Let's investigate the relationship between age and survival. We'll plot survival rates across different age groups.



In [None]:
# Create age bins
age_bins = [0, 12, 18, 30, 40, 50, 60, 100]
age_labels = ['0-12', '13-18', '19-30', '31-40', '41-50', '51-60', '60+']
t['AgeGroup'] = pd.cut(t['Age'], bins=age_bins, labels=age_labels)

# Survival rate by age group
plt.figure(figsize=(8, 6))
sns.barplot(x='AgeGroup', y='Survived', data=t)
plt.title('Survival Rate by Age Group')
plt.show()


## Question 5: What is the impact of embarking at different locations on survival?

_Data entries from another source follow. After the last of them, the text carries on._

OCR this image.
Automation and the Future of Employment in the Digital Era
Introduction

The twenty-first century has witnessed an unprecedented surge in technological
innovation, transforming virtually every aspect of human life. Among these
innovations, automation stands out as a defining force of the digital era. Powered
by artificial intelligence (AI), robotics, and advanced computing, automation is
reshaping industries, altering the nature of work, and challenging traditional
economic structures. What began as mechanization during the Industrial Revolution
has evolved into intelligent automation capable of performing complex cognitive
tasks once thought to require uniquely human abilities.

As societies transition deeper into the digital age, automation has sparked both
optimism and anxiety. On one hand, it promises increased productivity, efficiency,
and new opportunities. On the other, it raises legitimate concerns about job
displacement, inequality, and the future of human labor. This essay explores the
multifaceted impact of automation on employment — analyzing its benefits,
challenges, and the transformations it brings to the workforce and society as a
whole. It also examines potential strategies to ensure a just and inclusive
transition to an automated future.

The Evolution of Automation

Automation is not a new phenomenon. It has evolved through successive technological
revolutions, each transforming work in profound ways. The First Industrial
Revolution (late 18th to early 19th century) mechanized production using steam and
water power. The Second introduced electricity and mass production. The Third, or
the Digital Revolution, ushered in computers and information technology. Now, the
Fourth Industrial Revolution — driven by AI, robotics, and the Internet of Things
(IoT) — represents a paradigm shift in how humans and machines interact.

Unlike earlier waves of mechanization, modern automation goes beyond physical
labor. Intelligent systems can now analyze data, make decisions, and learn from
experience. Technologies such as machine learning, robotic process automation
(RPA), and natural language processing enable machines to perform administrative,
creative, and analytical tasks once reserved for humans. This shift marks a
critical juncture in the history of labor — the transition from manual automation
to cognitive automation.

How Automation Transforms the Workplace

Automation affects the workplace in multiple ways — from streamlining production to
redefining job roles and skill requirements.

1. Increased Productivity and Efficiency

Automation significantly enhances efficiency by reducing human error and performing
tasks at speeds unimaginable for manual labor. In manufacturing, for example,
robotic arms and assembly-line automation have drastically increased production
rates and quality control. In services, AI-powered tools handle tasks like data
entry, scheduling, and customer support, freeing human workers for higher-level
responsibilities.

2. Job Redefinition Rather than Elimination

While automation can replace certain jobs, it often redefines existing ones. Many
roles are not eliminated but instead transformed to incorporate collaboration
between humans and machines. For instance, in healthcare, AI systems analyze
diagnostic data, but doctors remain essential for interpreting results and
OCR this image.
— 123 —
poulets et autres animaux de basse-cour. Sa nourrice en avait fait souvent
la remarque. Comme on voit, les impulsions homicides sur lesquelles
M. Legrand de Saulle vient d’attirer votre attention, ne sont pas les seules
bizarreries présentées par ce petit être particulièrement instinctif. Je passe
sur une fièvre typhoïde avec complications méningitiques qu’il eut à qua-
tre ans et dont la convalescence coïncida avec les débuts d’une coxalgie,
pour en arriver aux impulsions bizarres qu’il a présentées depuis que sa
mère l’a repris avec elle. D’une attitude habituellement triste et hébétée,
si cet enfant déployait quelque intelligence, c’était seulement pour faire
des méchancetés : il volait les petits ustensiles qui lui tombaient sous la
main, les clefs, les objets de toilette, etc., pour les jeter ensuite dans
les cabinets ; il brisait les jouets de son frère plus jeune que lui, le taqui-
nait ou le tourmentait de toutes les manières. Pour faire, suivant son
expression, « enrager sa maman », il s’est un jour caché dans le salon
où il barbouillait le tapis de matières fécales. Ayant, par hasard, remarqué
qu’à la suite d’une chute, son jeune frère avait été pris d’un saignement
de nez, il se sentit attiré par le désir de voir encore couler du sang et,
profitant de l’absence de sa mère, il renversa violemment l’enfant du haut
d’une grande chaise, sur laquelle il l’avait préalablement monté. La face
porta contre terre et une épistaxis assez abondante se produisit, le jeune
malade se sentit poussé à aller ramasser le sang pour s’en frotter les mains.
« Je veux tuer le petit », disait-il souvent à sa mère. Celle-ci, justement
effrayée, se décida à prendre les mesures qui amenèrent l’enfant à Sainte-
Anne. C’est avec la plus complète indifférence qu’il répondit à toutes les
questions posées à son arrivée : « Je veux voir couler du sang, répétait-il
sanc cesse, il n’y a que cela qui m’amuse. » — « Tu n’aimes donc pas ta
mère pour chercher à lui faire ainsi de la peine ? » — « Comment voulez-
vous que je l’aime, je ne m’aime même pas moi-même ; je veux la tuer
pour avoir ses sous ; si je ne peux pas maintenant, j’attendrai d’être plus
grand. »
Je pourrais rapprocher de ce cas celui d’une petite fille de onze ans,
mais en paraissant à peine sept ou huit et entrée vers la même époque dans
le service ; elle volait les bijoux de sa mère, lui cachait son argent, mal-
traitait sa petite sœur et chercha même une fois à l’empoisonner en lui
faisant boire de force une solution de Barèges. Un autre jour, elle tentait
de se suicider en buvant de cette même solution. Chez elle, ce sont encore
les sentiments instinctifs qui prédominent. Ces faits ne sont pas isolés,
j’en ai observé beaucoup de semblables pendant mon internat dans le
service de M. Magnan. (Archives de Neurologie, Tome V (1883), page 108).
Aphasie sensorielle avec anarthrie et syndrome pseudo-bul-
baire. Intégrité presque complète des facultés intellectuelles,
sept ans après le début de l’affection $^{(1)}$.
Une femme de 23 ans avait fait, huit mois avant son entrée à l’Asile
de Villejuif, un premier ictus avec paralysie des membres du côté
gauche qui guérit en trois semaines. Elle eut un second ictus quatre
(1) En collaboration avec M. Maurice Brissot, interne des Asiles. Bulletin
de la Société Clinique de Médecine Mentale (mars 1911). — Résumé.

Let's analyze the survival rate based on the embarkation location (Embarked).


In [None]:
# Survival rate by embarkation point
plt.figure(figsize=(8, 6))
sns.barplot(x='Embarked', y='Survived', data=t)
plt.title('Survival Rate by Embarkation Location')
plt.show()


## Question 6: How does the number of family members onboard (SibSp + Parch) influence survival?

In this analysis, we’ll examine the impact of the number of family members on survival.


In [None]:
# Create a new column for family size
t['FamilySize'] = t['SibSp'] + t['Parch']

# Survival rate by family size
plt.figure(figsize=(8, 6))
sns.barplot(x='FamilySize', y='Survived', data=t)
plt.title('Survival Rate by Family Size')
plt.show()


# Conclusion

Based on our analysis, we observed that:

- **Overall Survival Rate**: Around 38% of passengers survived.
- **Passenger Class**: First-class passengers had the highest survival rate.
- **Gender**: Women had a significantly higher survival rate than men.
- **Age**: Children had the highest survival rate, while adults in the 30-40 age group had the lowest.
- **Embarkation Location**: Passengers embarking from Cherbourg had the highest survival rate.
- **Family Size**: Passengers with a small family size (1-2 members) had a slightly higher survival rate.

These findings provide valuable insights into the factors that contributed to survival during the Titanic disaster.